By: Kyle D. McIntyre, PT, DPT, CFMT

In general, people don’t think about their organs when they experience pain; and the stomach, specifically, is often overlooked regarding overall health. It’s really a very important organ: mechanically, (when we eat) the stomach begins churning; while, chemically, enzymes are secreted that break down the food we digest.

What happens when something ‘goes wrong’ with your stomach? People are often aware of what are called “referral patterns” that certain organs have, such as the heart. We all know, for example, that someone having a heart attack may feel symptoms in their left arm or back versus their chest.

Each organ has its own unique referral pattern. So, even if your stomach isn’t in an obvious state of distress, it can still cause referral symptoms throughout your body. One of the stomach’s (and other organs’) referral patterns is musculoskeletal pain.

In my field of functional manual therapy (FMT), organs, such as the stomach, have become an area of increasing focus over the years. What are other signs of stomach-health issues, why does it happen, and how can manual therapy help?

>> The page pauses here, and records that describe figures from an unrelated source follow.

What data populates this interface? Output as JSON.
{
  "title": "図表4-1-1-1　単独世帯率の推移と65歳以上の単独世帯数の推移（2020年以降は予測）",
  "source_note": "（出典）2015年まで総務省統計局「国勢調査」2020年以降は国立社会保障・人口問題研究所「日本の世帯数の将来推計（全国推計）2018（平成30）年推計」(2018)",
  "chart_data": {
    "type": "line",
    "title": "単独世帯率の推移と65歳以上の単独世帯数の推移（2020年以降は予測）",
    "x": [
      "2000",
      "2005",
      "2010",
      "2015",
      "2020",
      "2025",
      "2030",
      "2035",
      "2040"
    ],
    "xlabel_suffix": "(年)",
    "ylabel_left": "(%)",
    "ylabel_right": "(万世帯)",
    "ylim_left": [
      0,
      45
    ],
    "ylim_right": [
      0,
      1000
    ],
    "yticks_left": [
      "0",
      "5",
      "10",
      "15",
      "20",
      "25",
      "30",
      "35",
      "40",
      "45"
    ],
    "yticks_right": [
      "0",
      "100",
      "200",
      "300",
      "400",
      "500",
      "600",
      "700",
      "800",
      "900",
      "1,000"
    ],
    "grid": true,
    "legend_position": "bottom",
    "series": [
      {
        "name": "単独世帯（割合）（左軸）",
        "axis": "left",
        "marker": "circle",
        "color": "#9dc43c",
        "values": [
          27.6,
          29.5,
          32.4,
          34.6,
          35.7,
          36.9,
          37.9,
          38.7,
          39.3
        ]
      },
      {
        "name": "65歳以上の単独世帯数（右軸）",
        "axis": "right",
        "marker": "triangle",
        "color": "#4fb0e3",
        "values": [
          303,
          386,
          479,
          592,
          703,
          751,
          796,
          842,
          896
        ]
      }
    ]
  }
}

In addition to the referral patterns, organs take up a lot of real estate in the human body. Your trunk (where your stomach is located) is tightly compacted with organs. Each organ needs to move and have room for healthy function of ligament and connective tissue attachments.

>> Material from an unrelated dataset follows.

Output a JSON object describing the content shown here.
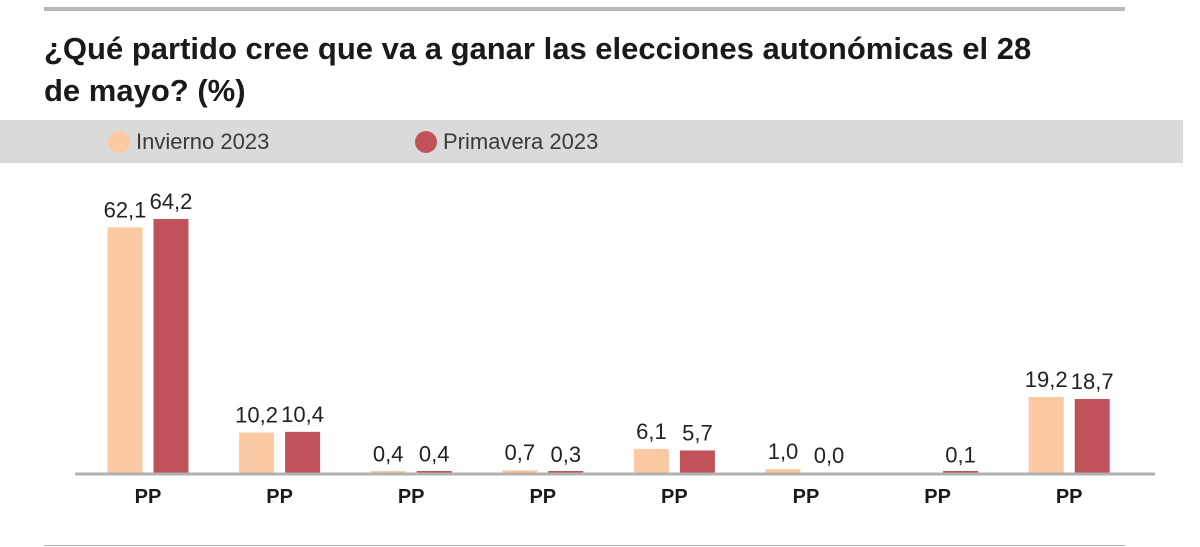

If the stomach organ becomes tight or restricted – from a lack of movement, a trauma or blow to the area, or scar tissue from a surgery – movement of your trunk and limbs can be restricted, which can put more stress on your muscles and joints.

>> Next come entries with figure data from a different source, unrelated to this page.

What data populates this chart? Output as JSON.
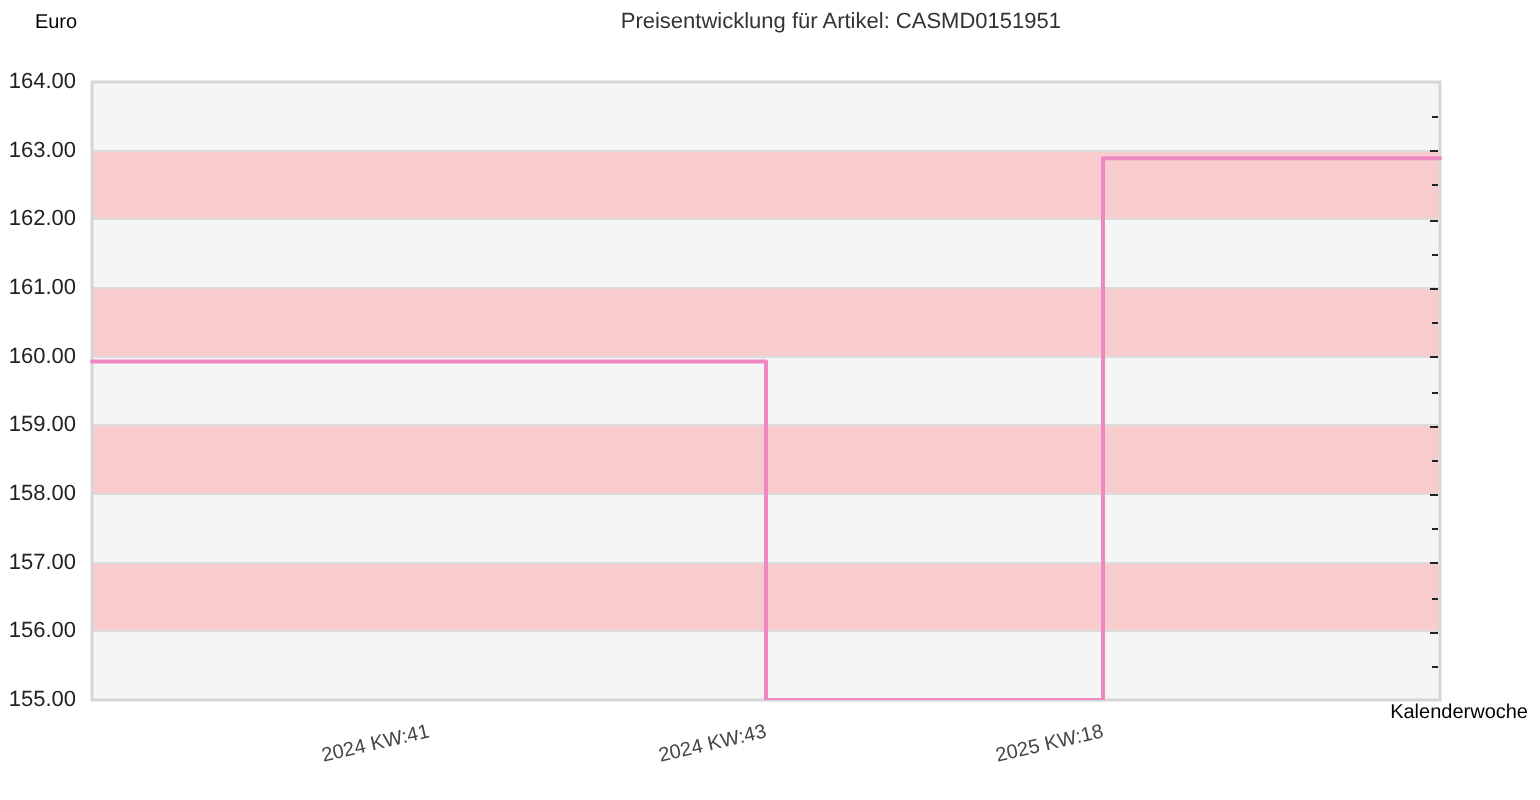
{
  "chart_data": {
    "type": "step",
    "title": "Preisentwicklung für Artikel: CASMD0151951",
    "xlabel": "Kalenderwoche",
    "ylabel": "Euro",
    "categories": [
      null,
      "2024 KW:41",
      "2024 KW:43",
      "2025 KW:18",
      null
    ],
    "series": [
      {
        "color": "#ee88c0",
        "values": [
          159.93,
          159.93,
          155,
          162.89,
          162.89
        ]
      }
    ],
    "ylim": [
      155,
      164
    ],
    "yticks": [
      {
        "value": 155,
        "label": "155.00"
      },
      {
        "value": 155.5,
        "label": null
      },
      {
        "value": 156,
        "label": "156.00"
      },
      {
        "value": 156.5,
        "label": null
      },
      {
        "value": 157,
        "label": "157.00"
      },
      {
        "value": 157.5,
        "label": null
      },
      {
        "value": 158,
        "label": "158.00"
      },
      {
        "value": 158.5,
        "label": null
      },
      {
        "value": 159,
        "label": "159.00"
      },
      {
        "value": 159.5,
        "label": null
      },
      {
        "value": 160,
        "label": "160.00"
      },
      {
        "value": 160.5,
        "label": null
      },
      {
        "value": 161,
        "label": "161.00"
      },
      {
        "value": 161.5,
        "label": null
      },
      {
        "value": 162,
        "label": "162.00"
      },
      {
        "value": 162.5,
        "label": null
      },
      {
        "value": 163,
        "label": "163.00"
      },
      {
        "value": 163.5,
        "label": null
      },
      {
        "value": 164,
        "label": "164.00"
      }
    ],
    "bands": [
      {
        "axis": "y",
        "from": 156,
        "to": 157,
        "color": "#f8cccc"
      },
      {
        "axis": "y",
        "from": 158,
        "to": 159,
        "color": "#f8cccc"
      },
      {
        "axis": "y",
        "from": 160,
        "to": 161,
        "color": "#f8cccc"
      },
      {
        "axis": "y",
        "from": 162,
        "to": 163,
        "color": "#f8cccc"
      }
    ],
    "grid": "y",
    "legend": false,
    "marker": "none"
  }
}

Your stomach, therefore, can have associated skeletal restrictions and emotional consequences. Skeletally, your stomach can cause or refer pain to the left side of your neck, your mid-thoracic and upper lumbar spine, your left SI (sacroiliac) joint, and your left shoulder. Emotionally, your stomach represents the social, professional self, which produces the image we give or want to give.

Some signs of mechanical stomach dysfunctions include: left-sided headaches and sinus issues; a heavy appetite with a feeling of quickly filling-up or bloated after eating; heartburn or regurgitation; and/or heart symptoms (such as arrhythmias).

Assessment and manual treatment (by a qualified functional manual therapy practitioner) of your stomach, along with the other organs in your trunk, can improve body mobility and resolution of musculoskeletal pain. FMT can also improve digestion and reduce chronic and sudden conditions, such as bloating and heartburn.

Kyle is a Physical Therapist with a Doctorate in Physical Therapy; he is also a Certified Functional Manual Therapist.